I don't have the link, but I remember seeing someone associated with SQLAlchemy complain that people often showed up looking for help with SQLAlchemy because they followed a tutorial other than the official one and missed out on essential information. Those tutorials, while well-intentioned, were harmful.


Selection isn't made with perfect information


People can't always know which alternative is best for them *before* investing in one. Often the reasons why something is inferior are only apparent after using it for a while, and at that point, switching to a better alternative can involve throwing away a lot of work and experience.


Duplicated effort


The amount of duplicated effort when you make a new thing isn't just your effort to make the new thing itself. If you make a new programing language, thousands of people are going to write libraries for it that already exist for other languages. If you make a new Linux distribution, thousands of people are going to package software for it that's already packaged for other distributions. Etc.

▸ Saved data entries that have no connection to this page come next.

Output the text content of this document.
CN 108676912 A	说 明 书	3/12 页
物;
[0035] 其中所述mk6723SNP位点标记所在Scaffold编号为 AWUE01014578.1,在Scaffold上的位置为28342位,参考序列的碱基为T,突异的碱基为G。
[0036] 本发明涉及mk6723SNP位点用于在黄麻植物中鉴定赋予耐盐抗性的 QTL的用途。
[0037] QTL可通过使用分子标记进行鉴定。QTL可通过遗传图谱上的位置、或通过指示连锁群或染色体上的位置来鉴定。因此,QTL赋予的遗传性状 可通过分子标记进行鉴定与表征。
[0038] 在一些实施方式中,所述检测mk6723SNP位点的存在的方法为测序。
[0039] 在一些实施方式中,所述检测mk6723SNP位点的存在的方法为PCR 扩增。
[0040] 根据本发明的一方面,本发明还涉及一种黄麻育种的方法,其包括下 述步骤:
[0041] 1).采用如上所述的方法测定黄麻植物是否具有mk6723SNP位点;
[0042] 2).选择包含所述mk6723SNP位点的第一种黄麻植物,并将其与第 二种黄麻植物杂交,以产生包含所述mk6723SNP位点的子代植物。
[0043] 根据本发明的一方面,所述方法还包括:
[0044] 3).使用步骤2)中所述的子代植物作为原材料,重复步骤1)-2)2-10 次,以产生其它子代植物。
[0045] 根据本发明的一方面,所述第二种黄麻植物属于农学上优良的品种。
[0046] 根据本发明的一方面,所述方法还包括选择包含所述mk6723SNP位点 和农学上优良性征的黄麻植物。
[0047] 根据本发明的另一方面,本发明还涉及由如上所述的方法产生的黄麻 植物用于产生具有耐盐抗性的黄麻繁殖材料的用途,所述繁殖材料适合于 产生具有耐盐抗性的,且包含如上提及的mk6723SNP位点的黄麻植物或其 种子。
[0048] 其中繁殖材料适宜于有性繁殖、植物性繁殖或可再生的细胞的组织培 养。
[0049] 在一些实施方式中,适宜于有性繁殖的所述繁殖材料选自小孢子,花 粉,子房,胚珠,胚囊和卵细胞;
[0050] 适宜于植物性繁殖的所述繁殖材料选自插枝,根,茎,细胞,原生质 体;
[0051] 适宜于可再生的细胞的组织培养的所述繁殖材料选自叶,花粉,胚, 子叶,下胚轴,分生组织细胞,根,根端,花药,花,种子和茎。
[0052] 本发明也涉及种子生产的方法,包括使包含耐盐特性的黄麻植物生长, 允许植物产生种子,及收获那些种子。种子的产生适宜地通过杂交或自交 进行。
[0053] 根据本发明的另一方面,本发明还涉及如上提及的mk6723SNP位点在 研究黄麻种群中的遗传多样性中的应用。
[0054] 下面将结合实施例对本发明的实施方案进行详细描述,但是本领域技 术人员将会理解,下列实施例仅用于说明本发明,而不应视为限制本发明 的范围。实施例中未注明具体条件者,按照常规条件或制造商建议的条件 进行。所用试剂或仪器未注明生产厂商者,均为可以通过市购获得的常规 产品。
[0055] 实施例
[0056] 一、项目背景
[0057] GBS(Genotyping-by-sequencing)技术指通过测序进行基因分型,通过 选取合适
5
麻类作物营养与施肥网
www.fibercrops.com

All that effort spent on your project, most of it by people other than you, is *instead of* effort spent improving existing projects.


Conclusion


I'm not saying that we shouldn't try to invent better alternatives to the things we have. I'm pointing out that we and others pay costs besides that of creating the thing itself, and so:

We should only promote our inventions if we think they're better than any existing alternative for at least a significant range of use cases.

When we believe this doesn't apply to a thing, we should work to abandon it and promote better alternatives in its place.


When I found the Ubuntu command-line tutorial I scrapped my own half-assed one - unpublished it.